Eur J Med Chem. 2013 Aug;66:161-70. doi: 10.1016/j.ejmech.2013.05.037. Epub 2013 Jun 4.
As widely occurring natural products, flavonoids are an important source for drug discovery, due to their structural diversity and broad-spectrum biological activity. In this work, a library of novel, thioether-substituted flavonoids with diverse heterocyclic groups was synthesized via a microwave-assisted procedure with the advantages of good yields, short times, mild conditions and ready isolation of the products. Their antiproliferative activities were evaluated against six cancer cell lines, HCCLM-7, Hela, MDA-MB-435S, SW-480, Hep-2, and MCF-7 by the MTT-based assay. Compared with the positive control 5-fluorouracil, three compounds, 6a, 6b and 6j were successfully identified as the most promising candidates, due to their higher potency and broad-spectrum bioactivity with IC50 values in the range of 0.43 μM-6.7 μM.
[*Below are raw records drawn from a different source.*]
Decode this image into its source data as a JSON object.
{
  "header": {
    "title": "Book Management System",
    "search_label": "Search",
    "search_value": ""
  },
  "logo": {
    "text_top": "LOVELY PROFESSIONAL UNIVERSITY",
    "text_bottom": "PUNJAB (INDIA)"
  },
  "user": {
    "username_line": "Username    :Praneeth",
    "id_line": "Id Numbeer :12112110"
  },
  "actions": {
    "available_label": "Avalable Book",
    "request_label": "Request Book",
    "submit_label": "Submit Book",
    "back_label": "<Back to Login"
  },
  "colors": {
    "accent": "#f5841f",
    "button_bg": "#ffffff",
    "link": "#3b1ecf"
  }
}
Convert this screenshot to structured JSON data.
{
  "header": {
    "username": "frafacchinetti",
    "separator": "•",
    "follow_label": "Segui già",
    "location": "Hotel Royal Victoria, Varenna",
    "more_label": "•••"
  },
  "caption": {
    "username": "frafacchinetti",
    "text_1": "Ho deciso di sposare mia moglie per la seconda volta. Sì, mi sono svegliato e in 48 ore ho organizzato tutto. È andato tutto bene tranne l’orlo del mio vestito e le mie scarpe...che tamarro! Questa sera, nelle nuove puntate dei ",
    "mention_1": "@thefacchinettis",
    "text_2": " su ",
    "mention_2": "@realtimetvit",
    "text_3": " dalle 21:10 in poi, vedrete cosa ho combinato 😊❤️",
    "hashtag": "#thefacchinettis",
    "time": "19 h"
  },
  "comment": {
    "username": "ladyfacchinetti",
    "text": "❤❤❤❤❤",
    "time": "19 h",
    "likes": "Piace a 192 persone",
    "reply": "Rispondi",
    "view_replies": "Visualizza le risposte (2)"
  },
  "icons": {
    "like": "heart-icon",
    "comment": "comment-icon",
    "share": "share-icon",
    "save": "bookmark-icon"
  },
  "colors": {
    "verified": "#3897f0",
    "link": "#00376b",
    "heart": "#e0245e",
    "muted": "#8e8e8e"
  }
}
作为广泛存在的天然产物,类黄酮因其结构多样性和广谱生物活性,成为药物发现的重要来源。在这项工作中,通过微波辅助方法合成了一系列新型的、含硫醚取代的、具有不同杂环基团的类黄酮化合物,该方法具有产率高、时间短、条件温和以及产物易于分离等优点。采用 MTT 比色法,以 5-氟尿嘧啶为阳性对照,评估了这些化合物对 HCCLM-7、Hela、MDA-MB-435S、SW-480、Hep-2 和 MCF-7 六种癌细胞系的增殖抑制活性。结果表明,与阳性对照物 5-氟尿嘧啶相比,化合物 6a、6b 和 6j 具有较高的活性和广谱的生物活性,IC50 值在 0.43 μM-6.7 μM 范围内,是最有前途的候选药物。